The Patriot
Ledger
Saturday, August 1, 1998
July flees, and only it will be
missed
By Barbara Anderson
Goodbye, July. Farewell, Boston. And so long, Massachusetts Legislature.
The only one I'll miss is July. Boston
is a great place to visit, but I'm cutting back on my taxpaying this year.
I pretended that the personal property
tax we paid on our scruffy second-hand office furniture went to support the firemen who
respond quickly to false alarms in our building. Then I realized that our landlord's
property taxes cover public safety, so we could be chipping in for the latest city council
pay raise and the mayor's trade mission to Orlando. Time to move to the suburbs.
It's not as if we need to be near the
Statehouse, now that the "full-time Legislature" is adjourning for the next five
months. Besides, have you noticed that legislators have begun referring to themselves not
as "representatives" but as "members"? Of what: the Tommy Finneran Fan
Club? Not much point in us taxpayers applying for membership in the Beacon Hill Insiders'
Club. Not much point in paying high Boston rent so one has quick, futile access to the
Insiders' Outside.
I have enjoyed the Boston and
legislative experience, though.
Twenty years ago this summer I went to
work in the big city when I was hired to do secretarial work for a fledgling taxpayer
association. Until then, I'd been a housewife and suburban swimming instructor, doing
volunteer political activism in the free hours that many of us had back then.
My new boss, I later learned, was
desperate. Having been turned down by every woman he tried to hire, he thought of me and
the thousands of signatures I'd collected for a recent tax-limitation petition drive.
"Can you type?" he asked me. "Of course," I responded, since I had
fingers on both hands. "Can you take shorthand?" Sure. I'd seen shorthand once,
and it looked a lot like my handwriting; one writes fast and abbreviates, and one gets by,
I thought.
It worked out fine, once I determined
that the office typewriter had to be plugged in and that my boss never remembered exactly
what he'd dictated, so I could compose the letter myself and he'd sign it. Being able to
read and write was a big advantage in the Boston job market, even then.
So for 20 years I commuted to the city,
eventually becoming a taxpayer lobbyist to defend Proposition 2 ½ after it was passed by
the voters. As long as there was some democracy on Beacon Hill, lobbying was fun and tax
policy could be influenced by voter involvement. Now one is talking to
"members," and one might as well talk to trees.
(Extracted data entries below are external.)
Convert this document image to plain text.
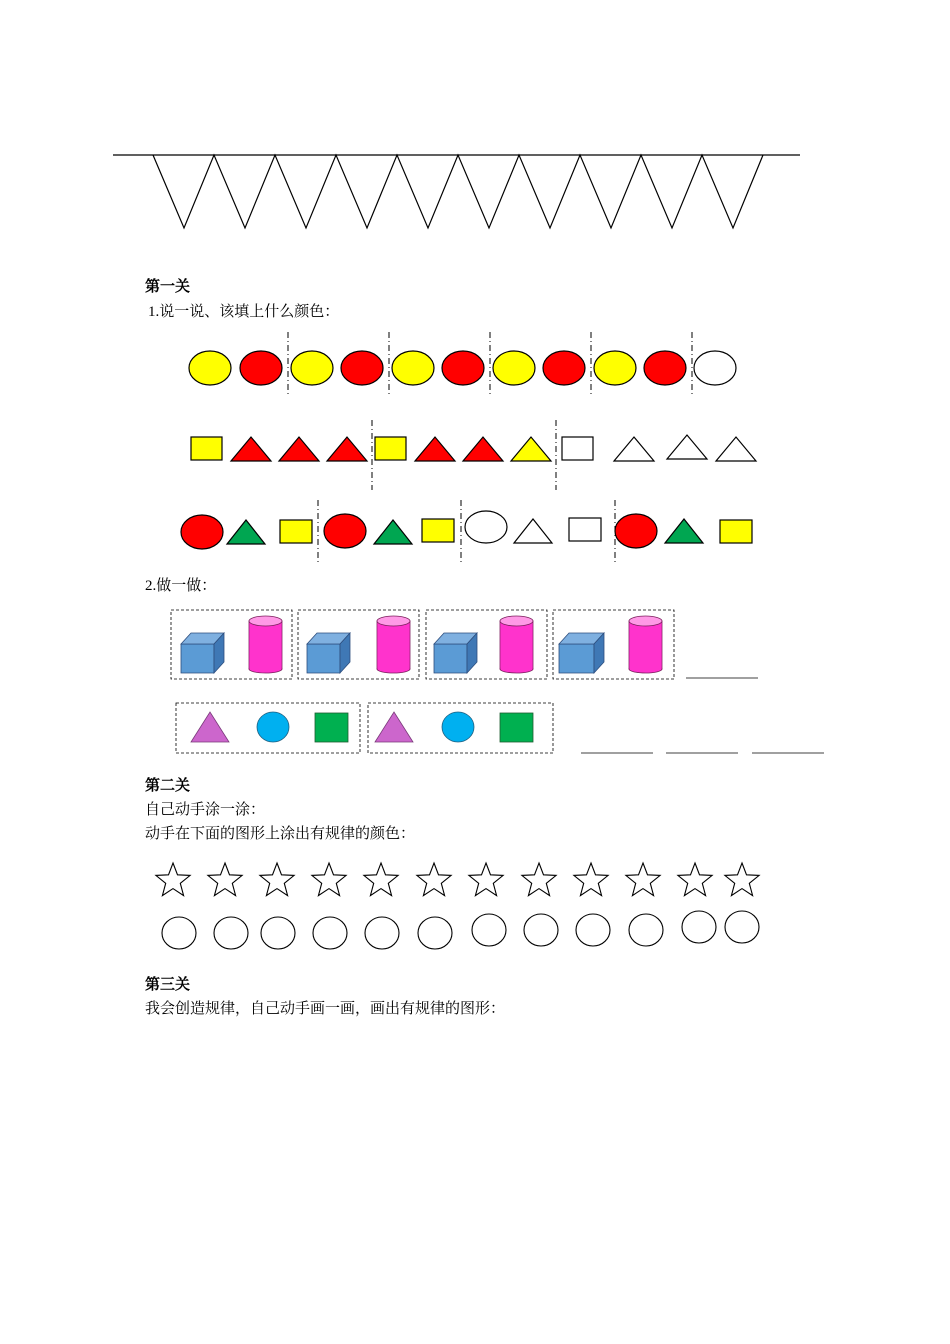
第一关
1.说一说、该填上什么颜色：
2.做一做：
第二关
自己动手涂一涂：
动手在下面的图形上涂出有规律的颜色：
第三关
我会创造规律，自己动手画一画，画出有规律的图形：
This year major legislation was put off
until the last days of the session so that the leader of the House members could control
the agenda and oversee trade-offs in the midst of confusion. The Statehouse media ran from
one staged law-signing to another, while trying to follow the progress of long-delayed
bills and keep up with new initiatives tossed out in response to the crisis of the day.
The budget was late, tax-cut bones were
tossed, and most of our income-tax overpayment was packed into the slushy-day fund or
spent.
Legislators dealt with the education
crisis by announcing a plan to give sign-up bonuses to new teachers who can read. They
dealt with crime by a) filing a bill to make you a criminal if you leave your kids in the
car, b) passing a bill making you a criminal if a visitor steals your unlocked gun and
kills someone and c) debating a constitutional amendment to take away prisoners' voting
rights. I feel safer already.
They dealt with the environment by
passing a $147,000 program to count trees in the state forest but the governor vetoed
this, probably fearing, with good reason, that next they would be counting grains of sand
on the state beaches; each year they must find ways to spend that extra .95 percent tax on
our income.
What can a taxpayer do when politicians
looking for ways to spend his money resort to counting trees? We hope to find perspective
in August, out of Boston, away from the Massachusetts Legislature. I'm taking notes in
shorthand, and if we find an answer to that question, I'll type it for you.
Barbara Anderson is co-director of
Citizens for Limited Taxation and Government. Her bi-weekly column is syndicated.